Ran Ortner
Last month, the New York City-based Robert Miller Gallery closed the first major solo exhibition of the inspirational American painter Ran Ortner, forming the perfect showcase of his incredible talent, which we encountered online recently by chance. Using oil paint, the painter plays mastefully on the lights, the focal length and the details of the huge waves he represents on canvas, making the result very realistic. The artist’s process focuses on his unique relationship with the ocean which is reflected in large-scale paintings of bodies of water. His new work examines the tender and terrifying interplay that occurs as waves crash against one another. An autodidact, Ortner has spent the past two decades creating a singular language with the ocean. It is in moments in the rhythm of moving water where Ortner finds inspiring potential. The intoxication he experiences through the elegant rage of the endless sea is what sparks each intricately layered painting, being some of the most impressive hyperrealistic work we have laid eyes on in a long time.

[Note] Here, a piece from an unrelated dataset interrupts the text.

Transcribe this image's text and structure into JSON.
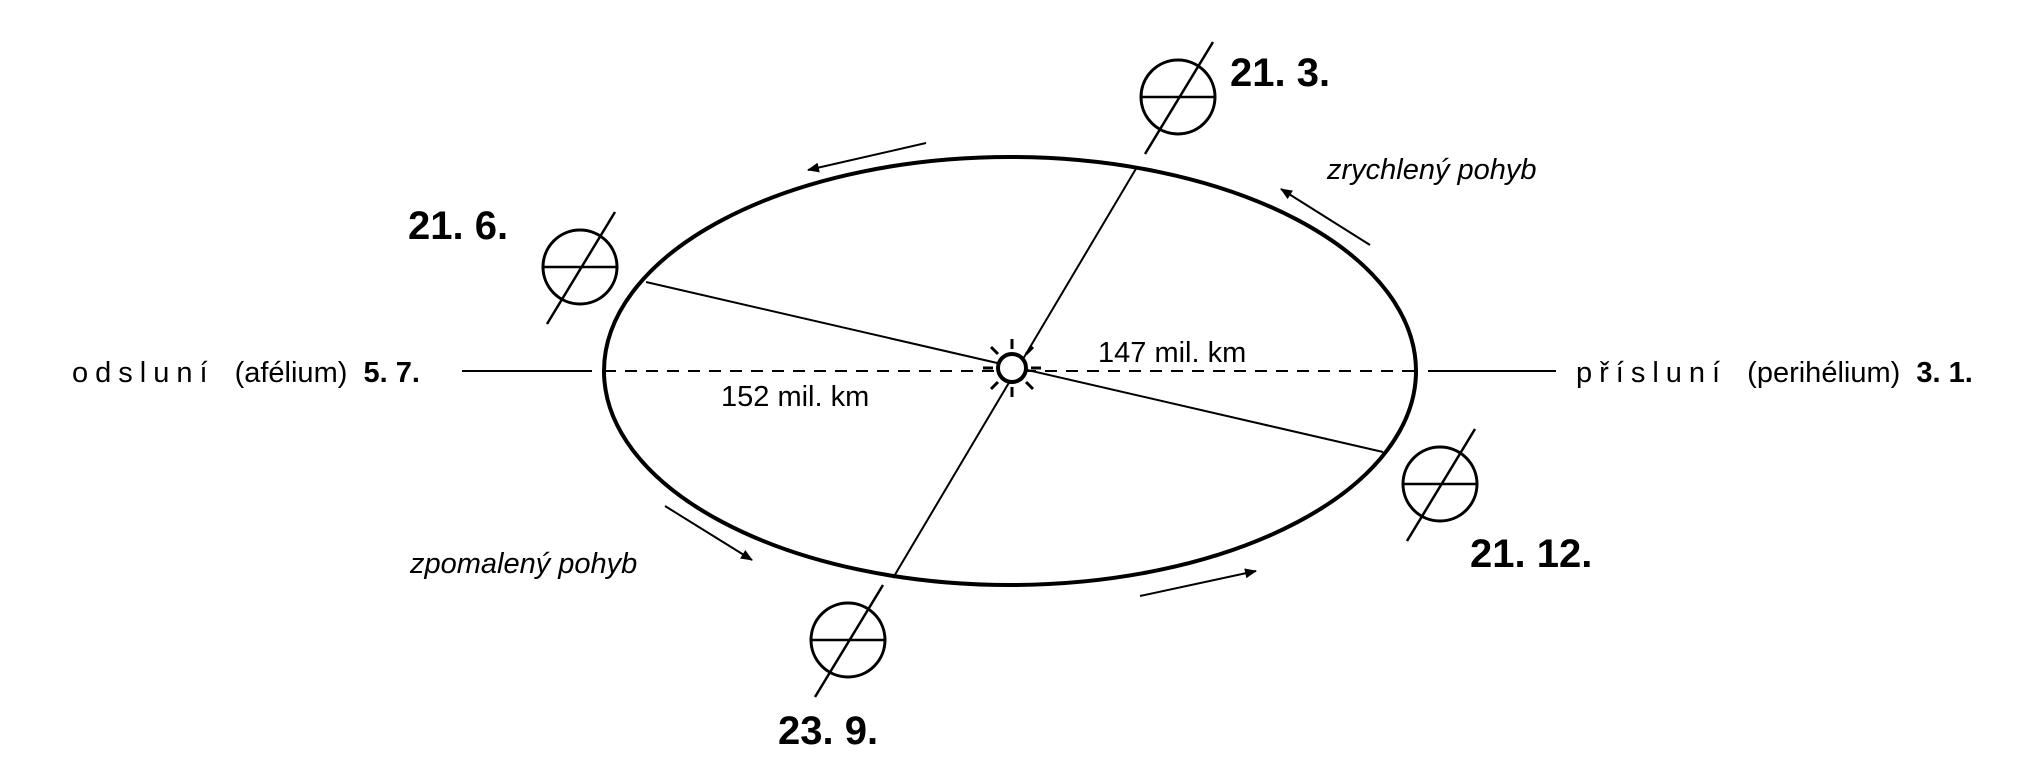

The ocean mirrors the tempo of my body, the beating of my heart, the in and out of my breath. Surging contractions birth swells that rise and then die. Waves like a metronome mark the present, each insisting: now.
The materials Ortner uses – colored mud or stone blended with paint – are very basic, stressing the elemental nature of the paintings’ construction, much to the same point as his use of a simple stick with animal hair fastened to it for a paintbrush. Employing a layering process inspired by the old masters, painting is a form of discovery for Ortner in which his technique is ever-evolving.
The back and forth fretwork of this layering is where Ortner holds his intention and energy. He strives for his paintings to take on their own life, rather than become a depiction; he paints the ocean seen, not the ocean.
Ran Ortner was born in 1959 in San Francisco, raised in rural Alaska and currently resides in Brooklyn, New York City. His first career was as a professional motorcycle rider, and he remains an avid surfer. Ortner moved to Brooklyn in 1990, where he began painting the ocean with a regard to its expanse, pulling from visceral body memories from decades of surfing. In 2005 he began to explore a particular kind of intensity realized through the layering of oil paint.
In 2009 Ortner won the inaugural ArtPrize competition, in 2011 his work ‘Deep Water No. 1’ was selected as the visual centerpiece of Le Bernardin, and in 2013 the Dutch government commissioned ‘Element No. 5’ for the United Nations’ World Water Day at the World Forum in The Hague. In July of last year, two of Ortner’s paintings were installed in the lobby of 7 World Trade center at the invitation of Larry and Klara Silverstein. ‘Element No. 1’ and ‘Element No. 2’ were on view in the building through mid-December 2015.